Federal Action for False Advertising – FTC v. NeuroMetrix and Shai Gozani  

On March 4, 2020, the FTC announced that it had settled a false advertising investigation against the marketer of Quell, a device purporting to “relieve chronic or severe pain throughout the body from a fixed site of application below the knee.”  In its Complaint, the FTC alleged that marketer NeuroMetrix, Inc. (“NeuroMetrix”) violated Sections 5(a) and 12 of the FTC Act.  Specifically, the FTC alleged that NeuroMetrix made a number of unsubstantiated claims when marketing the Quell, a wearable transcutaneous electrical nerve stimulation (“TENS”) device.  According the FTC’s Complaint, NeuroMetrix included the following false or misleading claims in their marketing: (1) the Quell had been “FDA Cleared;” (2) “4 out of 5 persons achieve significant pain relief with Quell;” and (3) “Two out of three persons significantly reduce their pain medication with Quell.”      

The FTC alleged that each of these claims was false, misleading, or unsubstantiated. While TENS technology had, in fact, been FDA cleared for use to address localized pain relief, TENS devices, such as the Quell, did not have clearance for use in treating widespread or chronic pain.  Additionally, the statistical data related to pain relief and medication reduction that NeuroMetrix pointed to as support for its claims were based on studies that failed to substantiate such claims.     

In settling with the FTC, NeuroMetrix will be required to pay $4 million to the FTC within thirty (30) days, refrain from engaging in any further false advertising, and provide an additional $4.5 million in future foreign licensing payments.  

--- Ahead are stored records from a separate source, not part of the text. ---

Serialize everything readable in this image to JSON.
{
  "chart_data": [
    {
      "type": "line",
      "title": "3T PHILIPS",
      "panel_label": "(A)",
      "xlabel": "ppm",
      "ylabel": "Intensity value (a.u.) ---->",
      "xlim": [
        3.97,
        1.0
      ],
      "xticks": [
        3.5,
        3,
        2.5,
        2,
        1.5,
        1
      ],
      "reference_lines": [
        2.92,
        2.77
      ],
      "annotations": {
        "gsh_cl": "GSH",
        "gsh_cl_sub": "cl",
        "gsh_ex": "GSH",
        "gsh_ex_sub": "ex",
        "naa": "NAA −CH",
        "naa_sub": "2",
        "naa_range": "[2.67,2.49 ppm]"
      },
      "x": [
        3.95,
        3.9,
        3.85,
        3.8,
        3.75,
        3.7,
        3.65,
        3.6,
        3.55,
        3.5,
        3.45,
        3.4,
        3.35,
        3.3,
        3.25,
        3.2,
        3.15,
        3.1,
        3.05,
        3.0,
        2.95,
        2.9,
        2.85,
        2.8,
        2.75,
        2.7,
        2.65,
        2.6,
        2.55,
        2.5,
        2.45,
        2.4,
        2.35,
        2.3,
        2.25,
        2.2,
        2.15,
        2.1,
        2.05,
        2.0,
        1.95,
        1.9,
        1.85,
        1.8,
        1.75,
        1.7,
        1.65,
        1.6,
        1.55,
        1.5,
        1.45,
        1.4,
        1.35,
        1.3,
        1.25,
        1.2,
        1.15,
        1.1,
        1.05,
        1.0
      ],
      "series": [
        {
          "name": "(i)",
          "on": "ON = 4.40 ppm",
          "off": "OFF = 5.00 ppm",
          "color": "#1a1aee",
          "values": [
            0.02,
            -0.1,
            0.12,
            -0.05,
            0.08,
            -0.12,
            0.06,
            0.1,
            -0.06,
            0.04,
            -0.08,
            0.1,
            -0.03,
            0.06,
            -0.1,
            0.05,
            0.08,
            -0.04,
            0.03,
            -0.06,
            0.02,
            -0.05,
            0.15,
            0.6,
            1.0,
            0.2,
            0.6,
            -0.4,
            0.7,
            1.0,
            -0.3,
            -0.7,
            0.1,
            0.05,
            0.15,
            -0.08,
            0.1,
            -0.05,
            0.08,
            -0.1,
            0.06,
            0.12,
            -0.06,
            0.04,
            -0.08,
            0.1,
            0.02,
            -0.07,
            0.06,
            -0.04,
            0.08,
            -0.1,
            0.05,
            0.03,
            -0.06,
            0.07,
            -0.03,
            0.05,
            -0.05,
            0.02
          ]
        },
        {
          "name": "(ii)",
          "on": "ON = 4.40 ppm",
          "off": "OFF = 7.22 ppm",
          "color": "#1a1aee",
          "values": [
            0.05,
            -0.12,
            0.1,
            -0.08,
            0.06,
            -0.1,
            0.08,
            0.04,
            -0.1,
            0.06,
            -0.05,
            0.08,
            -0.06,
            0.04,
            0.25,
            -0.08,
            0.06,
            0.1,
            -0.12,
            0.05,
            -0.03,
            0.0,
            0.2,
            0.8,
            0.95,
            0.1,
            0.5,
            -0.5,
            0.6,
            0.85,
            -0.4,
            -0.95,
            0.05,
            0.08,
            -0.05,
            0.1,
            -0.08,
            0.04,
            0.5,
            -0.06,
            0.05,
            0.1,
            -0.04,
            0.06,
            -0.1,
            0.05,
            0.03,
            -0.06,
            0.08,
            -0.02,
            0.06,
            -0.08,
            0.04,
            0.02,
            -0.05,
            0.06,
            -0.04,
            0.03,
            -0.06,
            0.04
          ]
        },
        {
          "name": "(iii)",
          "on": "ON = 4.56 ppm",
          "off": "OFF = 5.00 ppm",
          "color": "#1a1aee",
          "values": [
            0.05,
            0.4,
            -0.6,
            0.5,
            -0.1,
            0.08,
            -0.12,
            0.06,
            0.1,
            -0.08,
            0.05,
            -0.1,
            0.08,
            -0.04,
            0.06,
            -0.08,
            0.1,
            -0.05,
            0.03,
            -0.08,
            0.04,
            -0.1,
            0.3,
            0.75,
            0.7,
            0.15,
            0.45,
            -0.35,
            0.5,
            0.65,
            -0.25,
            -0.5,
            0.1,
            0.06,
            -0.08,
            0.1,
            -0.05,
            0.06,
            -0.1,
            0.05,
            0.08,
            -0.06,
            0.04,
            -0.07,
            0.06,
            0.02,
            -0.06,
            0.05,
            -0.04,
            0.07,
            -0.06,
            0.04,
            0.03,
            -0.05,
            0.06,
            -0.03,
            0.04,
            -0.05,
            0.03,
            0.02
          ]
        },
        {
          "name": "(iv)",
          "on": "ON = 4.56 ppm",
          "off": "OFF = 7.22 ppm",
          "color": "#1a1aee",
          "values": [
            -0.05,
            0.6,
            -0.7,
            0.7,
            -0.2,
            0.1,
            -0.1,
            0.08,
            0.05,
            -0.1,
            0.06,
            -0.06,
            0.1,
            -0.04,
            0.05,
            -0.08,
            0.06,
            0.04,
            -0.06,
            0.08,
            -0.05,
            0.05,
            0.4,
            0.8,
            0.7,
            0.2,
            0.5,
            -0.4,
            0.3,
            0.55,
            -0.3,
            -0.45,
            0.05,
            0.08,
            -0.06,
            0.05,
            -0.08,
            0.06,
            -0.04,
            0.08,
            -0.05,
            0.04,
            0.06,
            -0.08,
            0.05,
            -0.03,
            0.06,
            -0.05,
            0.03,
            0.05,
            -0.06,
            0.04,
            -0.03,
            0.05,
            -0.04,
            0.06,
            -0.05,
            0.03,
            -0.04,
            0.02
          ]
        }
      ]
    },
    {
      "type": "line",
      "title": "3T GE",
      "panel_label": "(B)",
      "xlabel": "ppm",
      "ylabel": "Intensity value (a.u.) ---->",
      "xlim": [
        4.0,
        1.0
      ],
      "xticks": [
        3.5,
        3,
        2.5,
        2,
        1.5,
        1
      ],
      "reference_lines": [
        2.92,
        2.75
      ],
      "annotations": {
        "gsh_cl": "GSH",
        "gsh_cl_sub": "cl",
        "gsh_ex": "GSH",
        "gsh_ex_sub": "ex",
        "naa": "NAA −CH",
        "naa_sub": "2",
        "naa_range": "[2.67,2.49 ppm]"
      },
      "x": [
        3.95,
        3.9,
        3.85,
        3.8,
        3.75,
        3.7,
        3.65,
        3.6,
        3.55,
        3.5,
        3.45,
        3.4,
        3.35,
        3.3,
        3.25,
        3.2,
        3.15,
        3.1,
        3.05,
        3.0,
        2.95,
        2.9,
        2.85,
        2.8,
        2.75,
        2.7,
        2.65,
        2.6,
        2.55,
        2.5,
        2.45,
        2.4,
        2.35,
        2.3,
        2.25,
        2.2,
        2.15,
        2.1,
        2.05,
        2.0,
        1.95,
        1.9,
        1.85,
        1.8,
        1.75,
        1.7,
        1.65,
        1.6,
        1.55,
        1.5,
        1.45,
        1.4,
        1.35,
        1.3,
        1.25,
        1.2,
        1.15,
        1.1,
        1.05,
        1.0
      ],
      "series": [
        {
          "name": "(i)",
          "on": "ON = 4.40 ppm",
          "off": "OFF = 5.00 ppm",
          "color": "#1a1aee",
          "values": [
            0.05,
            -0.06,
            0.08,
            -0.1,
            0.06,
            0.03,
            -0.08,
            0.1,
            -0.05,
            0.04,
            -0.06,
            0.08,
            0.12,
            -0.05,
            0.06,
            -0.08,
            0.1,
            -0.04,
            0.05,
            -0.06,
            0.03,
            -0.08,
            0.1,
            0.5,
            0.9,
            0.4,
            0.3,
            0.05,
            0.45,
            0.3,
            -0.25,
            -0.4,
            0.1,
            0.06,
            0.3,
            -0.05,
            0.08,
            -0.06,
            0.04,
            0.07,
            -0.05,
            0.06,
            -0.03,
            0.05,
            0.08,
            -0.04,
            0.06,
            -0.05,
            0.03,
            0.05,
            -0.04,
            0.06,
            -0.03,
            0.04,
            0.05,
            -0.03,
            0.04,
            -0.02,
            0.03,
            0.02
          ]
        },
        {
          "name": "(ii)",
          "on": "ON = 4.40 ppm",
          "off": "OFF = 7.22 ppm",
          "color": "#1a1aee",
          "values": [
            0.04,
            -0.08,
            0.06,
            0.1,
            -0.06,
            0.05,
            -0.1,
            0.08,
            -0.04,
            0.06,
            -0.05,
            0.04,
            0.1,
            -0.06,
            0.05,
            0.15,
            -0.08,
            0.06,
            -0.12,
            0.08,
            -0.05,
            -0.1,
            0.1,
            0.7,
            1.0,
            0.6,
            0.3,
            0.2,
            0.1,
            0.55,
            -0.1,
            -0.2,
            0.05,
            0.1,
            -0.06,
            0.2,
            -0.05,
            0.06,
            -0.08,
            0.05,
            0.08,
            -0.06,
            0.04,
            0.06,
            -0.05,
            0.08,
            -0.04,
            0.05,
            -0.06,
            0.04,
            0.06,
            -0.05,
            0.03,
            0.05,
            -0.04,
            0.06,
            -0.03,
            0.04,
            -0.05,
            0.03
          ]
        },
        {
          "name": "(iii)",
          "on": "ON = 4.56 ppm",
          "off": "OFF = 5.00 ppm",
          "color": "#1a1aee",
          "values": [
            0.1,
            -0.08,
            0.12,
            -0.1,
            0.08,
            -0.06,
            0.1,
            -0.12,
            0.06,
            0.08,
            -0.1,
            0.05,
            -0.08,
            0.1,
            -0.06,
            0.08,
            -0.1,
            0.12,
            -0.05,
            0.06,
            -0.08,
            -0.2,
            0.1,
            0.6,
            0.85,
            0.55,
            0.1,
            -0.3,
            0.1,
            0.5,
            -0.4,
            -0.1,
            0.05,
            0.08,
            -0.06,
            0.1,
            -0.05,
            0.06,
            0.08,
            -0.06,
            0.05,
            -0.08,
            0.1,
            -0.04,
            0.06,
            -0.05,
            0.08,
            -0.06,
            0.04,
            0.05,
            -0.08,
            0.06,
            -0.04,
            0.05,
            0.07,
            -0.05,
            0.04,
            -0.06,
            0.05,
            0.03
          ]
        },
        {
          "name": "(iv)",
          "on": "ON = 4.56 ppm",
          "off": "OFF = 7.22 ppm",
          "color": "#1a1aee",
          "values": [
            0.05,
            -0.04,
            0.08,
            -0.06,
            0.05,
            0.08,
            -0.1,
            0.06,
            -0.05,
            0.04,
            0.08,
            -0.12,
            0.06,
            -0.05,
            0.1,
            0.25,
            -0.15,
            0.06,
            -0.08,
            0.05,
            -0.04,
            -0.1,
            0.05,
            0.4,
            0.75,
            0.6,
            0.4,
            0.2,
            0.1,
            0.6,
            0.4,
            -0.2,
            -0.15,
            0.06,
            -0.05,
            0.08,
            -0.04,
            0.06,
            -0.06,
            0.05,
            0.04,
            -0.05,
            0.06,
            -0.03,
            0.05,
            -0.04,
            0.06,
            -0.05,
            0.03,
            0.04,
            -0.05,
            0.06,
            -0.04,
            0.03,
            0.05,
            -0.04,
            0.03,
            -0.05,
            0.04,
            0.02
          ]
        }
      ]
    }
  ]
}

How to Protect your Business

This NeuroMetrix settlement illustrates the FTC’s continued interest in using the FTC Act to keep marketers honest.  While FTC Commissioner Wilson has voiced concern that the FTC should not undertake a “broad, theoretical effort to achieve truth,” the FTC nevertheless has emphasized the importance of substantiating marketing claims by ensuring both the validity of studies on which those claims rely and considering the factors laid out in the Pfizer decision.  To be safe, marketers should ensure that all marketing claims are substantiated through double blind, independent clinical studies.